Das Bundesverfassungsgericht und der EGMR sind sich einig - gemeinsames Sorgerecht auch für Väter nichtehelicher Kinder. Die gesetzliche Neuregelung ist am 19.05.2013 in Kraft treten.

Nach dem bereits der Europäische Gerichtshof für Menschenrechte (Urteil vom 03.12.2009 - EGMR Nr.22028/04) die bestehenden gesetzlichen Regelungen in Deutschland zum Recht der elterlichen Sorge unverheirateter Väter gerügt hatte und die Bundesregierung zur Überprüfung und Änderung der Gesetze aufgefordert wurde, hat nunmehr auch das Bundesverfassungsgericht berechtigte Kritik geübt (Beschluss vom 21. Juli 2010 – 1BvR 420/09 –).

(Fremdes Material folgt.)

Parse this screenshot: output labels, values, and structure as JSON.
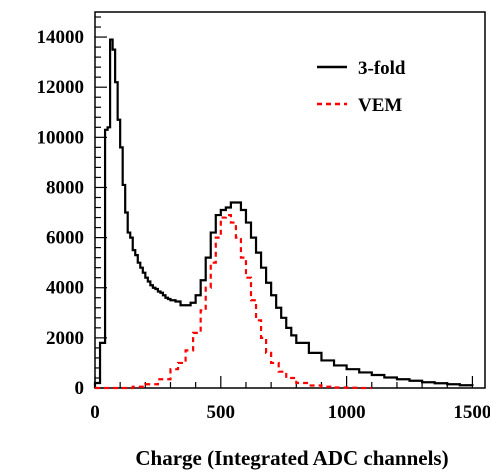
{
  "chart_data": {
    "type": "line",
    "title": "",
    "xlabel": "Charge (Integrated ADC channels)",
    "ylabel": "",
    "xlim": [
      0,
      1550
    ],
    "ylim": [
      0,
      15000
    ],
    "x_ticks": [
      "0",
      "500",
      "1000",
      "1500"
    ],
    "y_ticks": [
      "0",
      "2000",
      "4000",
      "6000",
      "8000",
      "10000",
      "12000",
      "14000"
    ],
    "grid": false,
    "legend_position": "top-right",
    "series": [
      {
        "name": "3-fold",
        "style": "solid",
        "color": "#000000",
        "x": [
          0,
          20,
          40,
          50,
          60,
          70,
          80,
          90,
          100,
          110,
          120,
          130,
          140,
          150,
          160,
          170,
          180,
          190,
          200,
          210,
          220,
          230,
          240,
          250,
          260,
          270,
          280,
          290,
          300,
          320,
          340,
          360,
          380,
          400,
          420,
          440,
          460,
          480,
          500,
          520,
          540,
          560,
          580,
          600,
          620,
          640,
          660,
          680,
          700,
          720,
          740,
          760,
          780,
          800,
          850,
          900,
          950,
          1000,
          1050,
          1100,
          1150,
          1200,
          1250,
          1300,
          1350,
          1400,
          1450,
          1500
        ],
        "y": [
          200,
          1800,
          10300,
          10400,
          13900,
          13500,
          12200,
          10700,
          9600,
          8100,
          7000,
          6200,
          6000,
          5500,
          5300,
          5000,
          4800,
          4600,
          4400,
          4250,
          4100,
          4000,
          3950,
          3850,
          3800,
          3700,
          3600,
          3550,
          3500,
          3450,
          3300,
          3300,
          3400,
          3700,
          4300,
          5200,
          6200,
          6900,
          7100,
          7200,
          7400,
          7400,
          7100,
          6600,
          6000,
          5400,
          4800,
          4200,
          3700,
          3200,
          2800,
          2400,
          2100,
          1800,
          1400,
          1100,
          900,
          750,
          620,
          520,
          420,
          350,
          290,
          230,
          190,
          150,
          110,
          80
        ]
      },
      {
        "name": "VEM",
        "style": "dashed",
        "color": "#ff0000",
        "x": [
          0,
          100,
          150,
          200,
          250,
          300,
          330,
          360,
          390,
          420,
          440,
          460,
          480,
          500,
          520,
          540,
          560,
          580,
          600,
          620,
          640,
          660,
          680,
          700,
          730,
          760,
          800,
          850,
          900,
          950,
          1000,
          1050,
          1100
        ],
        "y": [
          0,
          0,
          50,
          150,
          350,
          750,
          1000,
          1500,
          2200,
          3100,
          4000,
          5000,
          6000,
          6800,
          6900,
          6600,
          6000,
          5200,
          4400,
          3500,
          2700,
          2000,
          1400,
          1000,
          650,
          400,
          200,
          100,
          50,
          20,
          10,
          0,
          0
        ]
      }
    ]
  }
}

Der Erste Senat des Bundesverfassungsgerichts hat auf die Verfassungsbeschwerde nunmehr mit Beschluss vom 21.07.2010  entschieden, dass die §§ 1626a Abs. 1 Nr. 1 und 1672 Abs. 1 BGB mit Art. 6 Abs. 2 GG unvereinbar sind. Der Beschluss des Familiengerichts wurde aufgehoben und zur erneuten Entscheidung zurückverwiesen worden.

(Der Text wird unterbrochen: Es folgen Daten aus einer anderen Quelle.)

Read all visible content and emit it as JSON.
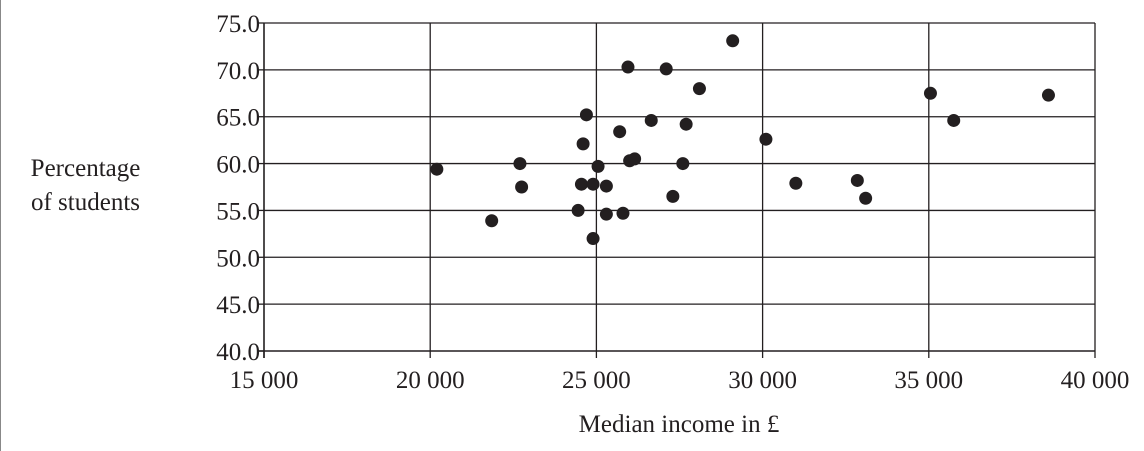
{
  "chart_data": {
    "type": "scatter",
    "title": "",
    "xlabel": "Median income in £",
    "ylabel_lines": [
      "Percentage",
      "of students"
    ],
    "xlim": [
      15000,
      40000
    ],
    "ylim": [
      40.0,
      75.0
    ],
    "xticks": [
      15000,
      20000,
      25000,
      30000,
      35000,
      40000
    ],
    "xtick_labels": [
      "15 000",
      "20 000",
      "25 000",
      "30 000",
      "35 000",
      "40 000"
    ],
    "yticks": [
      40.0,
      45.0,
      50.0,
      55.0,
      60.0,
      65.0,
      70.0,
      75.0
    ],
    "ytick_labels": [
      "40.0",
      "45.0",
      "50.0",
      "55.0",
      "60.0",
      "65.0",
      "70.0",
      "75.0"
    ],
    "grid": true,
    "point_color": "#231f20",
    "points": [
      {
        "x": 20200,
        "y": 59.4
      },
      {
        "x": 21850,
        "y": 53.9
      },
      {
        "x": 22700,
        "y": 60.0
      },
      {
        "x": 22750,
        "y": 57.5
      },
      {
        "x": 24450,
        "y": 55.0
      },
      {
        "x": 24600,
        "y": 62.1
      },
      {
        "x": 24550,
        "y": 57.8
      },
      {
        "x": 24700,
        "y": 65.2
      },
      {
        "x": 24900,
        "y": 57.8
      },
      {
        "x": 24900,
        "y": 52.0
      },
      {
        "x": 25050,
        "y": 59.7
      },
      {
        "x": 25300,
        "y": 57.6
      },
      {
        "x": 25300,
        "y": 54.6
      },
      {
        "x": 25700,
        "y": 63.4
      },
      {
        "x": 25800,
        "y": 54.7
      },
      {
        "x": 25950,
        "y": 70.3
      },
      {
        "x": 26000,
        "y": 60.3
      },
      {
        "x": 26150,
        "y": 60.5
      },
      {
        "x": 26650,
        "y": 64.6
      },
      {
        "x": 27100,
        "y": 70.1
      },
      {
        "x": 27300,
        "y": 56.5
      },
      {
        "x": 27600,
        "y": 60.0
      },
      {
        "x": 27700,
        "y": 64.2
      },
      {
        "x": 28100,
        "y": 68.0
      },
      {
        "x": 29100,
        "y": 73.1
      },
      {
        "x": 30100,
        "y": 62.6
      },
      {
        "x": 31000,
        "y": 57.9
      },
      {
        "x": 32850,
        "y": 58.2
      },
      {
        "x": 33100,
        "y": 56.3
      },
      {
        "x": 35050,
        "y": 67.5
      },
      {
        "x": 35750,
        "y": 64.6
      },
      {
        "x": 38600,
        "y": 67.3
      }
    ]
  }
}
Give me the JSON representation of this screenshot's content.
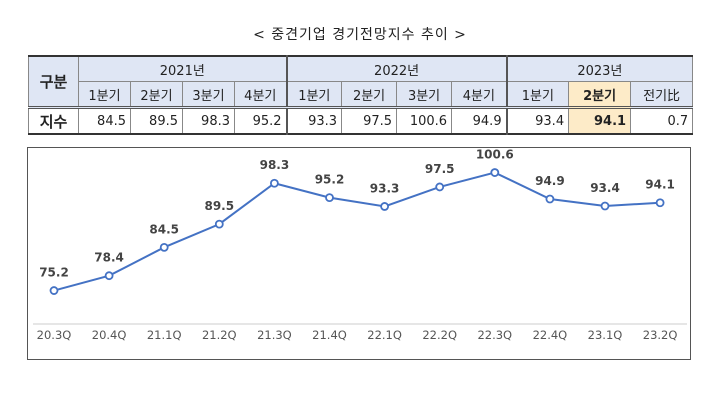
{
  "title": "< 중견기업 경기전망지수 추이 >",
  "table": {
    "corner": "구분",
    "years": [
      "2021년",
      "2022년",
      "2023년"
    ],
    "quarters": [
      "1분기",
      "2분기",
      "3분기",
      "4분기",
      "1분기",
      "2분기",
      "3분기",
      "4분기",
      "1분기",
      "2분기",
      "전기比"
    ],
    "row_label": "지수",
    "values": [
      "84.5",
      "89.5",
      "98.3",
      "95.2",
      "93.3",
      "97.5",
      "100.6",
      "94.9",
      "93.4",
      "94.1",
      "0.7"
    ],
    "highlight_color": "#fdebc8"
  },
  "chart_data": {
    "type": "line",
    "categories": [
      "20.3Q",
      "20.4Q",
      "21.1Q",
      "21.2Q",
      "21.3Q",
      "21.4Q",
      "22.1Q",
      "22.2Q",
      "22.3Q",
      "22.4Q",
      "23.1Q",
      "23.2Q"
    ],
    "values": [
      75.2,
      78.4,
      84.5,
      89.5,
      98.3,
      95.2,
      93.3,
      97.5,
      100.6,
      94.9,
      93.4,
      94.1
    ],
    "labels": [
      "75.2",
      "78.4",
      "84.5",
      "89.5",
      "98.3",
      "95.2",
      "93.3",
      "97.5",
      "100.6",
      "94.9",
      "93.4",
      "94.1"
    ],
    "ylim": [
      68,
      105
    ],
    "line_color": "#4472c4",
    "grid": false,
    "title": "",
    "xlabel": "",
    "ylabel": ""
  }
}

Bis zum Inkrafttreten einer gesetzlichen Neuregelung hat das Bundesverfassungsgericht in Ergänzung der §§ 1626a Abs. 1 Nr. 1, 1672 Abs. 1 BGB vorläufig angeordnet, dass das Familiengericht den Eltern auf Antrag eines Elternteils die elterliche Sorge oder einen Teil davon gemeinsam überträgt, soweit zu erwarten ist, dass dies dem Kindeswohl entspricht; dem Vater ist auf Antrag eines Elternteils die elterliche Sorge oder ein Teil davon allein zu übertragen, soweit eine gemeinsame elterliche Sorge nicht in Betracht kommt und zu erwarten ist, dass dies dem Kindeswohl am besten entspricht.

Nun liegt der Referentenentwurf für ein neues Gesetz vor. Einzelheiten ergeben sich aus der Pressemitteilung des Bundesministerium der Justiz vom 02.04.2012. Eckpunkte sind:

Mit Geburt hat die Mutter zunächst das alleinige Sorgerecht.

Wenn die Mutter mit der gemeinsamen Sorge nicht einverstanden ist, kann der Vater künftig wählen, ob er zunächst zum Jugendamt geht, um doch noch eine Einigung zu erreichen. Auch der Weg zum Familiengericht steht ihm jederzeit offen, egal ob der Gang zum Jugendamt erfolglos bleibt oder von vornherein unsinnig erscheint.

In dem beschleunigt und vorrangig durchzuführenden gerichtlichen Verfahren, erhält die Mutter Gelegenheit zur Stellungnahme zum Antrag des Vaters. Die Frist dafür endet frühestens 6 Wochen nach der Geburt des Kindes.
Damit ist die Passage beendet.